Bette Hults grew up without a father and with a mystery.
Where was her dad? Why had he disappeared without a trace?
Now 93, she spent much of her life looking for the man identified on her mother’s marriage certificate as Rex Clayton. That central mystery likely sparked her lifelong interest in genealogy.
Hults, who lives in Everett with her 71-year-old son, Dan Hults, has volumes of family-tree information. She has paperwork and pictures related to her mother’s kin, and the ancestry of her late husband, Thomas Hults. He died in 1990.
She has learned that several ancestors came to the New World on the Mayflower. Yet there were always questions about Clayton — the dad she never met. Now she has answers, thanks to astonishing results of an Ancestry.com DNA test.
“A couple years ago, she did the Ancestry.com DNA thing,” Dan Hults said. For $99, she requested the kit and sent off a saliva sample. “You just spit in a bottle,” Bette Hults said Friday.
Results include information on ethnicity and potential relatives, who are identified through DNA matching to others who have undergone the test. People can choose whether or not to have their identities shared.
“All these cousins popped up,” said Dan Hults, who in August went to California with his mom to meet new-found family members. “They really are her cousins on her father’s side,” he said.
That’s not all Bette Hults learned. Those cousins are all related to George Harpley Pidd. That is the real name of Bette’s father. He used a fake name — Rex Clayton — when he married her mom, Fannie Mae Janes, on April 3, 1922. And he left before Bette was born in November 1922.
“He was someone who wasn’t the most scrupulous of persons,” Dan Hults said of his late grandfather. Pidd was 71 when he died in 1968 in Cupertino, California.
How unscrupulous? Google searches tell a tawdry tale. They turn up old newspaper articles about Pidd, a soldier based at Camp Lewis in Pierce County, now Joint Base Lewis-McChord.
In 1918, according a Tacoma Times article, Pidd was sentenced by court-martial to life imprisonment and dishonorably discharged from the Army. He had been found guilty of beating taxi driver Lawrence Berquist “into insensibility with a gas pipe for the purpose of robbery,” the Evening News of Harrisburg, Pennsylvania, reported in 1919.
The robbery netted about $10, and the 1919 article said Pidd testified that “his wife wanted money to go to Portland.”
There was more surprising news in that 1919 article. Pidd, it said, “is a free man.” His sentence, the article said, “was declared invalid because Pidd’s wife had testified against him.” It said he couldn’t be tried again on the charge by the court because of a technical violation of the law.
Pidd’s wife, the Hultses learned, was Mirth Woodall Pidd. They believe she was 17 when she married him in 1917 or 1918. They haven’t found divorce records. Pidd was likely still married to his first wife when, as Clayton, he married Bette’s mother in 1922 in Nebraska.
Bette’s mother was able to divorce him in his absence. She remarried several times, Bette said.
Dan and Bette Hults have an inkling why her father may have used the fake name for a while, but then went back to being George Pidd.

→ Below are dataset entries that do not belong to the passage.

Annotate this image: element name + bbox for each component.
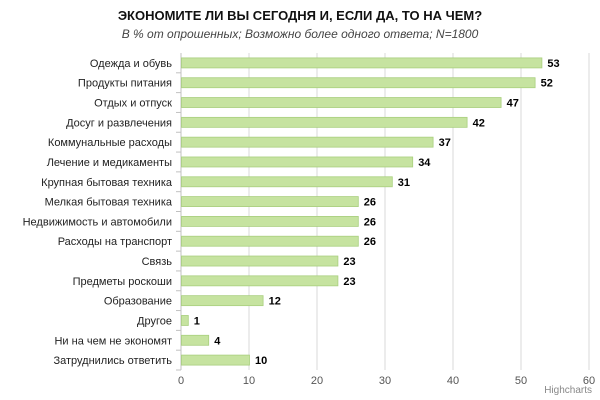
category-label: Мелкая бытовая техника — [45, 197, 173, 209]
data-label: 53 — [547, 58, 559, 70]
category-label: Предметы роскоши — [73, 276, 172, 288]
category-label: Лечение и медикаменты — [47, 157, 172, 169]
data-label: 34 — [418, 157, 431, 169]
data-label: 26 — [364, 216, 376, 228]
category-label: Досуг и развлечения — [66, 117, 172, 129]
data-label: 47 — [507, 98, 519, 110]
x-tick-label: 50 — [515, 375, 527, 387]
category-label: Продукты питания — [78, 78, 172, 90]
bar — [181, 216, 359, 227]
category-label: Связь — [142, 256, 173, 268]
data-label: 1 — [194, 315, 200, 327]
data-label: 26 — [364, 197, 376, 209]
bar — [181, 235, 359, 247]
bar — [181, 334, 210, 346]
bar — [181, 77, 536, 89]
highcharts-credits[interactable]: Highcharts — [544, 385, 592, 396]
category-label: Затруднились ответить — [53, 355, 172, 367]
bar — [181, 156, 414, 168]
x-tick-label: 60 — [583, 375, 595, 387]
x-tick-label: 10 — [243, 375, 255, 387]
data-label: 31 — [398, 177, 410, 189]
data-label: 4 — [214, 335, 221, 347]
data-label: 52 — [541, 78, 553, 90]
category-label: Образование — [104, 296, 172, 308]
x-tick-label: 40 — [447, 375, 459, 387]
data-label: 42 — [473, 117, 485, 129]
x-tick-label: 30 — [379, 375, 391, 387]
category-label: Коммунальные расходы — [48, 137, 172, 149]
bar — [181, 295, 264, 307]
chart-title: ЭКОНОМИТЕ ЛИ ВЫ СЕГОДНЯ И, ЕСЛИ ДА, ТО Н… — [117, 8, 483, 23]
data-label: 26 — [364, 236, 376, 248]
bar — [181, 275, 339, 287]
bar — [181, 315, 189, 326]
data-label: 37 — [439, 137, 451, 149]
category-label: Другое — [137, 315, 172, 327]
category-label: Крупная бытовая техника — [41, 177, 173, 189]
x-tick-label: 0 — [178, 375, 184, 387]
data-label: 10 — [255, 355, 267, 367]
bar — [181, 196, 359, 207]
bar — [181, 97, 502, 108]
bar — [181, 255, 339, 267]
category-label: Недвижимость и автомобили — [23, 216, 172, 228]
data-label: 23 — [343, 256, 355, 268]
bar — [181, 354, 250, 366]
data-label: 12 — [269, 296, 281, 308]
category-label: Одежда и обувь — [90, 58, 172, 70]
category-label: Отдых и отпуск — [94, 98, 172, 110]
category-label: Расходы на транспорт — [58, 236, 172, 248]
x-tick-label: 20 — [311, 375, 323, 387]
bar — [181, 176, 393, 188]
chart-subtitle: В % от опрошенных; Возможно более одного… — [121, 27, 479, 41]
data-label: 23 — [343, 276, 355, 288]
bar — [181, 116, 468, 128]
bar — [181, 57, 543, 69]
bar — [181, 136, 434, 148]
category-label: Ни на чем не экономят — [54, 335, 172, 347]
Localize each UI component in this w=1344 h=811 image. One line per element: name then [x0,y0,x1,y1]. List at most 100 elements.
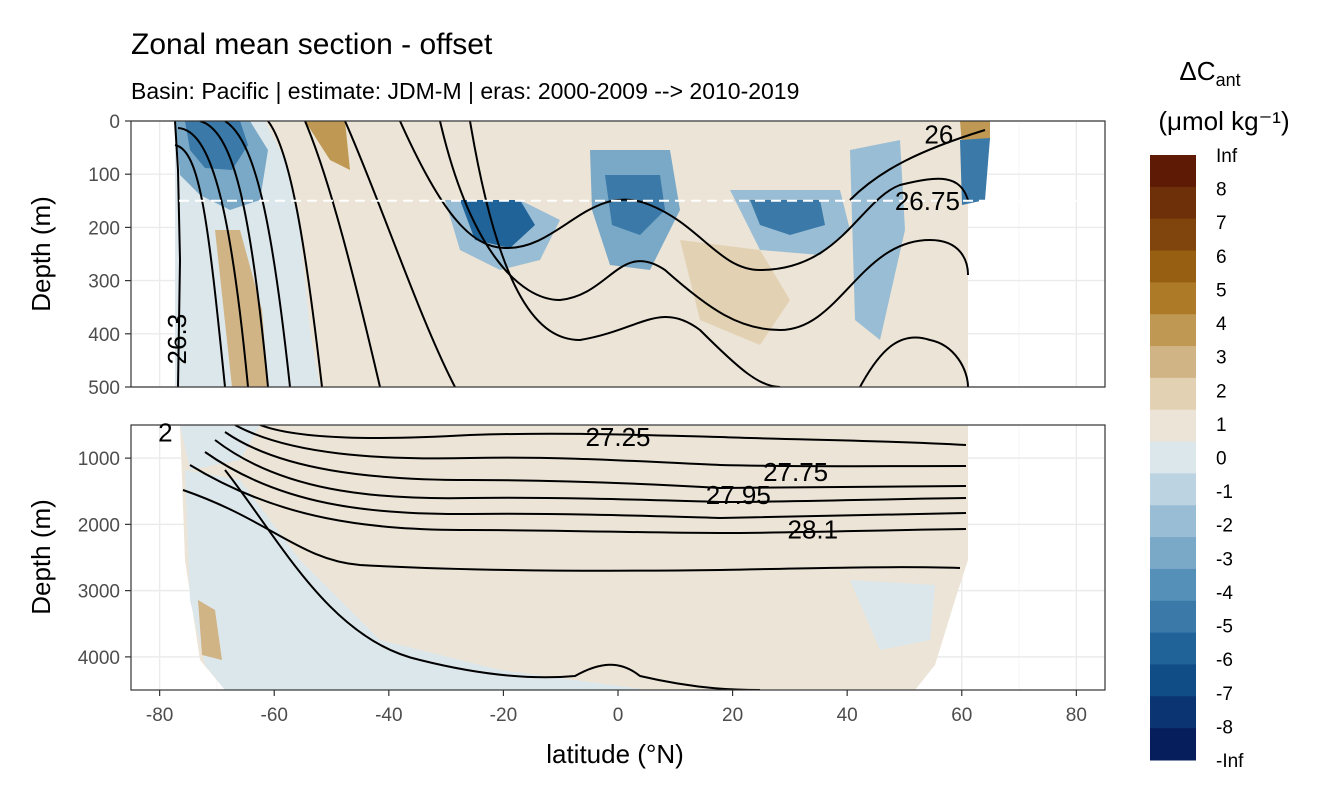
x-tick-label: -60 [261,705,288,726]
y-tick-label-top: 500 [88,378,120,399]
bottom-contour [234,425,967,468]
x-tick-label: 0 [613,705,624,726]
top-contour [859,336,969,387]
legend-label: -5 [1216,617,1233,638]
legend-swatch [1150,282,1196,315]
legend-swatch [1150,728,1196,761]
y-tick-label-top: 0 [109,112,120,133]
y-tick-label-top: 200 [88,218,120,239]
legend-label: 4 [1216,314,1227,335]
bottom-panel-contours [182,425,967,690]
legend-title-line2: (μmol kg⁻¹) [1158,106,1289,136]
bottom-field-north-cold [850,580,935,650]
legend-label: 3 [1216,348,1227,369]
legend-swatch [1150,664,1196,697]
legend-swatch [1150,600,1196,634]
bottom-contour [214,439,967,504]
contour-label-top: 26.3 [162,314,192,365]
legend-label: 5 [1216,280,1227,301]
chart-title: Zonal mean section - offset [131,28,493,61]
legend-swatch [1150,537,1196,570]
top-field-mid-core [460,200,535,248]
contour-label-top: 26 [924,119,953,149]
legend-swatch [1150,632,1196,665]
contour-label-bottom: 27.95 [706,480,771,510]
legend-label: 7 [1216,213,1227,234]
legend-label: -8 [1216,717,1233,738]
legend-swatch [1150,473,1196,506]
top-field-warm-band-2 [305,121,350,170]
x-tick-label: -20 [490,705,517,726]
bottom-contour [189,464,967,535]
legend-swatch [1150,568,1196,602]
legend-swatch [1150,250,1196,283]
y-tick-label-top: 300 [88,272,120,293]
top-field-warm-patch [680,240,790,345]
legend-label: 6 [1216,247,1227,268]
bottom-field-base [180,425,968,690]
top-panel-contours [174,121,986,387]
x-tick-label: -80 [146,705,173,726]
top-field-eq-core [605,175,665,235]
y-axis-label-top: Depth (m) [26,196,56,312]
contour-label-bottom: 27.25 [585,422,650,452]
top-field-south-core [185,121,248,170]
contour-label-top: 26.75 [895,186,960,216]
top-panel-border [130,120,1106,388]
top-contour [304,121,381,387]
legend-swatch [1150,441,1196,474]
legend-swatch [1150,377,1196,411]
top-contour [849,129,986,201]
legend-label: 2 [1216,381,1227,402]
legend-items: Inf 8 7 6 5 4 3 2 1 0 -1 -2 -3 -4 -5 -6 -7 -8 -Inf [1150,146,1244,772]
top-panel-field [175,121,990,387]
y-tick-label-top: 100 [88,165,120,186]
contour-label-bottom: 27.75 [763,457,828,487]
bottom-field-deep-cold [185,470,650,690]
contour-label-bottom: 2 [158,417,172,447]
color-legend: ΔCant (μmol kg⁻¹) Inf 8 7 6 5 4 3 2 1 0 -1 -2 -3 -4 -5… [1150,56,1290,772]
top-contour [174,144,226,387]
legend-label: -Inf [1216,751,1244,772]
legend-swatch [1150,186,1196,220]
bottom-field-shelf-cold [180,425,260,470]
legend-swatch [1150,505,1196,538]
bottom-contour [259,425,967,446]
x-tick-label: 40 [837,705,858,726]
y-tick-label-bottom: 3000 [78,582,120,603]
y-tick-label-bottom: 4000 [78,648,120,669]
top-panel-axes: 0 100 200 300 400 500 [88,112,131,399]
bottom-contour [204,451,967,520]
bottom-contour [224,469,761,690]
x-tick-label: 60 [951,705,972,726]
top-field-north-core [750,200,825,235]
bottom-field-warm-patch [198,600,222,660]
legend-label: -3 [1216,549,1233,570]
legend-label: -2 [1216,516,1233,537]
legend-label: -6 [1216,650,1233,671]
legend-label: -1 [1216,482,1233,503]
bottom-contour [182,489,961,572]
bottom-panel-axes: 1000 2000 3000 4000 [78,449,131,669]
x-axis-label: latitude (°N) [546,739,684,769]
chart-subtitle: Basin: Pacific | estimate: JDM-M | eras:… [131,78,799,104]
legend-label: -4 [1216,583,1233,604]
x-tick-label: 80 [1066,705,1087,726]
legend-label: -7 [1216,684,1233,705]
top-field-warm-band-1 [215,230,268,387]
legend-label: 8 [1216,180,1227,201]
legend-swatch [1150,155,1196,188]
legend-swatch [1150,346,1196,379]
top-contour [469,121,781,387]
y-axis-label-bottom: Depth (m) [26,499,56,615]
legend-title-line1: ΔCant [1179,56,1240,90]
legend-swatch [1150,696,1196,729]
top-contour [177,127,249,387]
legend-label: 0 [1216,449,1227,470]
top-contour [344,121,456,387]
y-tick-label-bottom: 1000 [78,449,120,470]
top-field-shelf-cold [960,138,990,205]
x-tick-label: 20 [722,705,743,726]
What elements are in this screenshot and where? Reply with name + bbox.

He turned up as Pidd in the 1930 Census, when he was married to another woman, Elsa, and worked as a carpenter in San Francisco. Their research found he went by George Pidd in voter registration records and a city directory in Santa Clara, California, until his death.
They believe, but don’t know, that Pidd could have been charged in the robbery and assault by Pierce County prosecutors, despite his military sentence being invalidated. Doing some math — 1918 to 1922 — they figure he may have used the Clayton name as he waited for a five-year statute of limitations to run out.
Dan Hults, who worked in child support enforcement for the state before retiring, said it would have been easy back then to establish a false identity. According to the Social Security Administration, the first Social Security number wasn’t issued until late 1936. A driver’s license hasn’t always been accepted as an ID card. In some states, licenses didn’t even have photos until the 1980s.
Pidd’s disappearing act apparently didn’t bar him from employment in the 1920s. Bette Hults said her mother told her Clayton was working as a special watchman for a railroad when she met him.
Both mother and son said their newly discovered family knew nothing about Bette, her mother, or Rex Clayton.
All the same, the Hultses were warmly welcomed by a cousin in Downey, California, and by other relatives. “It was quite a trip,” Dan Hults said.
Bette Hults is glad a mystery is solved, but it’s hard knowing what she does about her father. Even her own identity is a bit of a puzzle. Until marriage, she was Margaret Bette Clayton.
“Mom,” her son asked the other day, “what’s your maiden name now?”